Dimitrova, Nora M. 2008. Theoroi and initiates in Samothrace: The epigraphical evidence. Hesperia Supplement 37. Princeton, NJ: American School of Classical Studies at Athens.
An edition of all inscriptions relating to Samothracian theoroi, mystai, and epoptai, updating previously published materials, adding new documents from the Archaeological Museum of Samothrace, and incorporating eight additional inscriptions from other poleis for a total of 179 inscriptions. Adds some 100 new names to previous totals, changes the map of Samothracian affiliates, and replaces models of a Festival of the Mysteries with a Dionysia as the key Samothracian festival.
Ehrhardt, Hartmut. 1985. Samothrake: Heiligtümer in ihrer Landschaft und Geschichte als Zeugen antiken Geisteslebens. Stuttgart: Urachhaus.
A detailed account of the island’s topographies and history from the pre-Greek period through the 20th-century history of the island and the onset of archaeological research. An analysis of the mystery cult explores the evidence for the identity of its gods as Kabeiroi, the proposal of a sacred language used in the rites, and considers individual sanctuary buildings in terms of potential ritual action.
Lehmann, Karl. 1998. Samothrace: A guide to the excavations and museum. 6th ed. Thessaloniki, Greece: Institute of Fine Arts, New York Univ.
James R. McCredie, director of the Samothracian excavations from 1935 to 2018, completed this most recent revision of the archaeological guide to the site, first written by Karl Lehmann in 1954. Two initial chapters on the island, its history, and the religion of the Great Gods are followed by chapters that guide the visitor through the sanctuary’s remains and the collections of the on-site museum.
Lewis, Naphtali. 1959. Samothrace: The ancient literary sources. New York: Pantheon Books.
Collects all ancient literary evidence for Samothrace and its mysteries, providing original Greek and Latin texts as well as English translations: 241 citations total.
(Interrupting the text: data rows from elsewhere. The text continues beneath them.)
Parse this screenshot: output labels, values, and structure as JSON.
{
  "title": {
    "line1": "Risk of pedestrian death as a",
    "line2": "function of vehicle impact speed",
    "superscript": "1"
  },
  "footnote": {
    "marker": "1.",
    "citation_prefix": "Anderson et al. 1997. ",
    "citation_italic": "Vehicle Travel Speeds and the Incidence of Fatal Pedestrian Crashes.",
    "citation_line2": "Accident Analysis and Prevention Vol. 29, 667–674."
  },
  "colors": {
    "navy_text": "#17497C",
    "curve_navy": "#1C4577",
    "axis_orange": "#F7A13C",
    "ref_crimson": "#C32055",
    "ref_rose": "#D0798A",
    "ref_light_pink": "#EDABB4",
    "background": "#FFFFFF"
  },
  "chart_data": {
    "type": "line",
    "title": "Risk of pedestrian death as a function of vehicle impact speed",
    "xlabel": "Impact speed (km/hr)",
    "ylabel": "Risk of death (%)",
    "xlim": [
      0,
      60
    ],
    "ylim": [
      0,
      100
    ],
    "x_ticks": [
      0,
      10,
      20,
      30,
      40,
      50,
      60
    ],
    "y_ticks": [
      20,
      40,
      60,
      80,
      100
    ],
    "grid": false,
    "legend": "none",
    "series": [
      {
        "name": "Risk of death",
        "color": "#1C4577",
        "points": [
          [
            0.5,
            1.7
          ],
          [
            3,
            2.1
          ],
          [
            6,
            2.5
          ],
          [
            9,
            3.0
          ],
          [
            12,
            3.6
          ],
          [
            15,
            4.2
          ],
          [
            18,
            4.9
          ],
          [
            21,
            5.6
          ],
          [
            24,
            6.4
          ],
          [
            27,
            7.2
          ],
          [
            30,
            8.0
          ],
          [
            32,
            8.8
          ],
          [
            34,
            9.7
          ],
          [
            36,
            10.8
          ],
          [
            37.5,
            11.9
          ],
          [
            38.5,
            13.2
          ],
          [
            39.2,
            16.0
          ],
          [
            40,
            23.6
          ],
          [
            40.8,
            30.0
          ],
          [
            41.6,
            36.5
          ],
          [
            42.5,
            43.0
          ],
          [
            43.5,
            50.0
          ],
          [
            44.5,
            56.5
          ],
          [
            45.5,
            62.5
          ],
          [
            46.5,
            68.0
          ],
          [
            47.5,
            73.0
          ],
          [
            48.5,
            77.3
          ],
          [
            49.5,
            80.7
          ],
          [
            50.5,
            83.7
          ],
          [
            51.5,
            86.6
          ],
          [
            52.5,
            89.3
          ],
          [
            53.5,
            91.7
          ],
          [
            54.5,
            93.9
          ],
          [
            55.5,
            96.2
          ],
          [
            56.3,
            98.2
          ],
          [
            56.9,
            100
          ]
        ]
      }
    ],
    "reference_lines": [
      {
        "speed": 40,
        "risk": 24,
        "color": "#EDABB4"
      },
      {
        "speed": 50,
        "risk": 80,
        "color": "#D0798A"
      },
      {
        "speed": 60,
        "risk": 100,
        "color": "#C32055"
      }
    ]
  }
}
Organization is by subject matter—e.g., physical and economic geography, legends and histories, the religion of the sanctuary, the fame and influence of the cult in the ancient world, and characteristics of the cult. Appendices include a chronological accounting of sources as well as proper names.
Matsas, Dimitris. 2010. Problems in island archaeology: Towards an archaeology of religion on Samothrace. In Samothracian connections: Essays in honor of James R. McCredie. Edited by Bonna D. Wescoat and Olga Palagia, 33–49. Oxford: Oxbow Books.
Three case studies index a shift from connectivity to insularity over the longue duree of Samothrace’s history. These are Minoan clay mini-documents at Mikro Vouni, from the eighteenth century BCE; the advent of monumental architecture at the sanctuary of the Great Gods, from the fourth through third centuries BCE; and the acquisition of territories spread out over much of the island by the Athonite convent of Ivrion in the eighteenth century CE.
Matsas, Dimitris, and Argiris Bakirtzis. 2001. Samothrace: A short cultural guide. 2d ed. Athens: Municipality of Samothrace.
Concise, well-illustrated introduction to the ethnography, history, natural resources, and archaeological research of Samothrace, including the ancient town and the north and south coasts, with consideration of villages, workshops, Byzantine churches, monasteries, fortifications, and the prehistoric remains at Mikró Vouní and Mandal Panagia.